Sunday, December 19, 2010

GREEN STREETS, Green Light

You win some, you lose some. Sauntered down to the dentist yesterday, to pick up a prescription for an antibiotic for a gum infection, and wound up in the dentist’s chair for three hours getting a double root canal treatment (Part 1). Am I the only one who sits in the dentist’s chair and, despite his best efforts, can’t help but channel his inner Dustin Hoffman?

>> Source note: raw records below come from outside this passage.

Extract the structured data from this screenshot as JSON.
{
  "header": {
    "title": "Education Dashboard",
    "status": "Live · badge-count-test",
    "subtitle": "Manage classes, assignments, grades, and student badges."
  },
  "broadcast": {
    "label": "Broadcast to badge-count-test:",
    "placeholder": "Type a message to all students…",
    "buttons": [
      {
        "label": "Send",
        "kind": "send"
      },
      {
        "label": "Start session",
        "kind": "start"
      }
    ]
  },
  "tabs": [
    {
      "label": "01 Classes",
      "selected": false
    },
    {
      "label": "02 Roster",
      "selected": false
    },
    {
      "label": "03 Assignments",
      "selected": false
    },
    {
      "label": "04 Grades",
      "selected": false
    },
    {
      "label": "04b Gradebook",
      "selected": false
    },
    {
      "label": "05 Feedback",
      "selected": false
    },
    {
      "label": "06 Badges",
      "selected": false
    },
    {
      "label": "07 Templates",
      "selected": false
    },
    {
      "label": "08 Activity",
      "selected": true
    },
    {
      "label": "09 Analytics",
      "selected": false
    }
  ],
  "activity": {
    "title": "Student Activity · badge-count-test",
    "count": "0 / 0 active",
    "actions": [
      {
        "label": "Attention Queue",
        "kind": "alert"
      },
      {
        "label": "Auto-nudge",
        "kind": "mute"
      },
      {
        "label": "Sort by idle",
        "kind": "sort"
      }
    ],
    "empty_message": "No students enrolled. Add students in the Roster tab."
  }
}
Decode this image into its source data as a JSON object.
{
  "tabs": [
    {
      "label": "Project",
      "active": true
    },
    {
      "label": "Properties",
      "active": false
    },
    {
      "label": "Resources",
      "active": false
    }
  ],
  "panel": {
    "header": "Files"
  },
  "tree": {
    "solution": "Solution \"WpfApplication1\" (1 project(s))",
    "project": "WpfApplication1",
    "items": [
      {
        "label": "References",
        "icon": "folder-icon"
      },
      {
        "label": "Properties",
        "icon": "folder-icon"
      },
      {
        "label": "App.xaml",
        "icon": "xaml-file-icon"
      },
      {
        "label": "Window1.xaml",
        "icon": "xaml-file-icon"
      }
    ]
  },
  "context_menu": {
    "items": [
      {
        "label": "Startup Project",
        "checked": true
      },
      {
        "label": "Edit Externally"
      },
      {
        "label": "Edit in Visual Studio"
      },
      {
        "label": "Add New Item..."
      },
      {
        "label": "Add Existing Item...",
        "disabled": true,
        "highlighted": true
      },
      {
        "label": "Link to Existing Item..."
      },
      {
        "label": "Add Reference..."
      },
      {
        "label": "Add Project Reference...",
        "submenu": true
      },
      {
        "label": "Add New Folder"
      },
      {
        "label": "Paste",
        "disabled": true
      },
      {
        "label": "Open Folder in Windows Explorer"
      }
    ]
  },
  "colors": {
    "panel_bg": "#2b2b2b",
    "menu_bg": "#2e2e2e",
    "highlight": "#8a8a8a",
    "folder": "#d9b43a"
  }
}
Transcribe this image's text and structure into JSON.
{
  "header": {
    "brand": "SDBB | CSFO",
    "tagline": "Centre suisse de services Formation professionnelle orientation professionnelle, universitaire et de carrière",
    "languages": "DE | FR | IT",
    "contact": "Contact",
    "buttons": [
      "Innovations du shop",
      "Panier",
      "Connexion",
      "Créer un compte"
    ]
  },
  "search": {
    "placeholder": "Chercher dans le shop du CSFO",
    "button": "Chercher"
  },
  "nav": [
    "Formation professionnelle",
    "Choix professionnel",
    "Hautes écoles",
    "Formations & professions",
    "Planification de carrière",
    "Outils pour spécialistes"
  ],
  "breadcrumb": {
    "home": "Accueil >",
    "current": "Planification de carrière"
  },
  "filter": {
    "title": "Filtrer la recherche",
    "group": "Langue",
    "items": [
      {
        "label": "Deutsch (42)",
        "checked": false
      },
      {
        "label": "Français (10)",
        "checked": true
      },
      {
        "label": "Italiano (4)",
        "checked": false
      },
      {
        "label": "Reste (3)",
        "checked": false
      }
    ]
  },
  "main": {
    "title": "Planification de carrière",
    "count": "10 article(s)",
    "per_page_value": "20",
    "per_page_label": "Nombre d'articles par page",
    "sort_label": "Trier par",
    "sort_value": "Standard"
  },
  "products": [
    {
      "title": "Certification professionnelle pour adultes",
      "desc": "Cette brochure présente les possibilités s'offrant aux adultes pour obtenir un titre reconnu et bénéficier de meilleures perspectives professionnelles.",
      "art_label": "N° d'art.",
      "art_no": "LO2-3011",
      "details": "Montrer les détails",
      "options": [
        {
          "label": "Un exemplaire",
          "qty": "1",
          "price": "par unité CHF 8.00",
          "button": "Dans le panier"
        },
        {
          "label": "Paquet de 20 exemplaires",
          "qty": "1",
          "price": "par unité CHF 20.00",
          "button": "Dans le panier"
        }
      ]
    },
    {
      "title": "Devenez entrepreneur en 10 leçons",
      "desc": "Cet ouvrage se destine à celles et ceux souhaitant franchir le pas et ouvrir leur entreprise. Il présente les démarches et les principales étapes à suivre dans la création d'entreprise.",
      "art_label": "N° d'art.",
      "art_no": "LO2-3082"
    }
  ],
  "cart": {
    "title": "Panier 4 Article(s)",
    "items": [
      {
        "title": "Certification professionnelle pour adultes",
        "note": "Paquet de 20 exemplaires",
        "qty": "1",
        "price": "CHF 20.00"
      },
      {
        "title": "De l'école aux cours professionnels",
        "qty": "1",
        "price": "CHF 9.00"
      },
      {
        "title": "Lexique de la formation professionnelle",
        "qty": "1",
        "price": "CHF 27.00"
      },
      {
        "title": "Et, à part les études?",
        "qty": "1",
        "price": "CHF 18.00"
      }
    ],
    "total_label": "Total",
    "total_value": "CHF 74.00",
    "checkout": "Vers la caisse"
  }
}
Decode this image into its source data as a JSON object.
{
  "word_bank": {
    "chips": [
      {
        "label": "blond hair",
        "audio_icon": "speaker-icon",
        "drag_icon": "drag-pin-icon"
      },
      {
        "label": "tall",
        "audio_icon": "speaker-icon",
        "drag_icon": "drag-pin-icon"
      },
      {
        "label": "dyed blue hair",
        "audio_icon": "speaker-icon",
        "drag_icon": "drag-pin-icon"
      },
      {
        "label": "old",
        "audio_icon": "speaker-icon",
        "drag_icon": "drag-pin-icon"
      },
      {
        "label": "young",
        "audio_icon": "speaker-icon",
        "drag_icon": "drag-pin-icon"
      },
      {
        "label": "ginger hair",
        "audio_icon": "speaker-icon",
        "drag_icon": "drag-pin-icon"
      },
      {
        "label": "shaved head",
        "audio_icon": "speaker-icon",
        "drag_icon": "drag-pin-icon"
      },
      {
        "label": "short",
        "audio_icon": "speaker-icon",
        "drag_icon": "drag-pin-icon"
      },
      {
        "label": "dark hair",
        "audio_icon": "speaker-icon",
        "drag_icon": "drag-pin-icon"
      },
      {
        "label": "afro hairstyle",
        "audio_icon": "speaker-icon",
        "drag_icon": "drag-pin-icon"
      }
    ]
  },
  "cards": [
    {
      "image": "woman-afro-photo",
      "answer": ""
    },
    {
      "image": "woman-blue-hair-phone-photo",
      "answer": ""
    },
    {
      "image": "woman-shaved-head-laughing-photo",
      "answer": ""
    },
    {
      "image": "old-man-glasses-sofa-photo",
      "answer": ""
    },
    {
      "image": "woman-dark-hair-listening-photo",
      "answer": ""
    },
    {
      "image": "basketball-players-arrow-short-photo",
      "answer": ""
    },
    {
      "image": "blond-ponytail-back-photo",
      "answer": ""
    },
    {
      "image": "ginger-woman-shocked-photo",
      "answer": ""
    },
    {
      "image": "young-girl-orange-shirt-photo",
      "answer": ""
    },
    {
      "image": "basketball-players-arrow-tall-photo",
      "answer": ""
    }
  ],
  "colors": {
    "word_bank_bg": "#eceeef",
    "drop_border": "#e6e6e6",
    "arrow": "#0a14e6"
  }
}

  In better news, I heard this week that GREEN STREETS (or DOWN THESE GREEN STREETS, to give it its full title) got the green light, and will be published in hardback by Liberties Press in March or April. As all three regular readers will be aware, GREEN STREETS is a collection of essays, interviews and short stories about the recent explosion in Irish crime writing, as written by the authors themselves. Contributors, in no particular order, include John Connolly, Colin Bateman, Tana French, Adrian McKinty, Declan Hughes, Niamh O’Connor, John Banville, Alan Glynn, Cora Harrison, Ken Bruen, Ingrid Black, Gene Kerrigan, Arlene Hunt, Brian McGilloway, Gerard Brennan, Ruth Dudley Edwards, Eoin McNamee, Cormac Millar, and many more. I’m biased, of course, but I think it’s a terrific collection. More of which anon …
  I also signed contracts that will see THE BIG O published in Italy next year, by Comma 22, a very funky publisher that also, in its wisdom, sees fit to publish Cormac Millar, who could very probably write novels in Italian rather than wait for them to be translated.
  A good week, then, all told, especially as I’ve been cracking on with a new story of my own that I’m not entirely sure about at all, which is generally a good sign. It started out as a YA novel but has since morphed into a Big O-style caper (albeit one with a 14-year-old heroine) with added Greek gods and monsters, and heavily influenced by some teenage favourites of my own, including THE HITCHHIKER’S GUIDE TO THE GALAXY and THE PRINCESS BRIDE. And, I fear, a little too much by John Connolly’s THE BOOK OF LOST THINGS. Still, if you’re going to steal, steal big, right?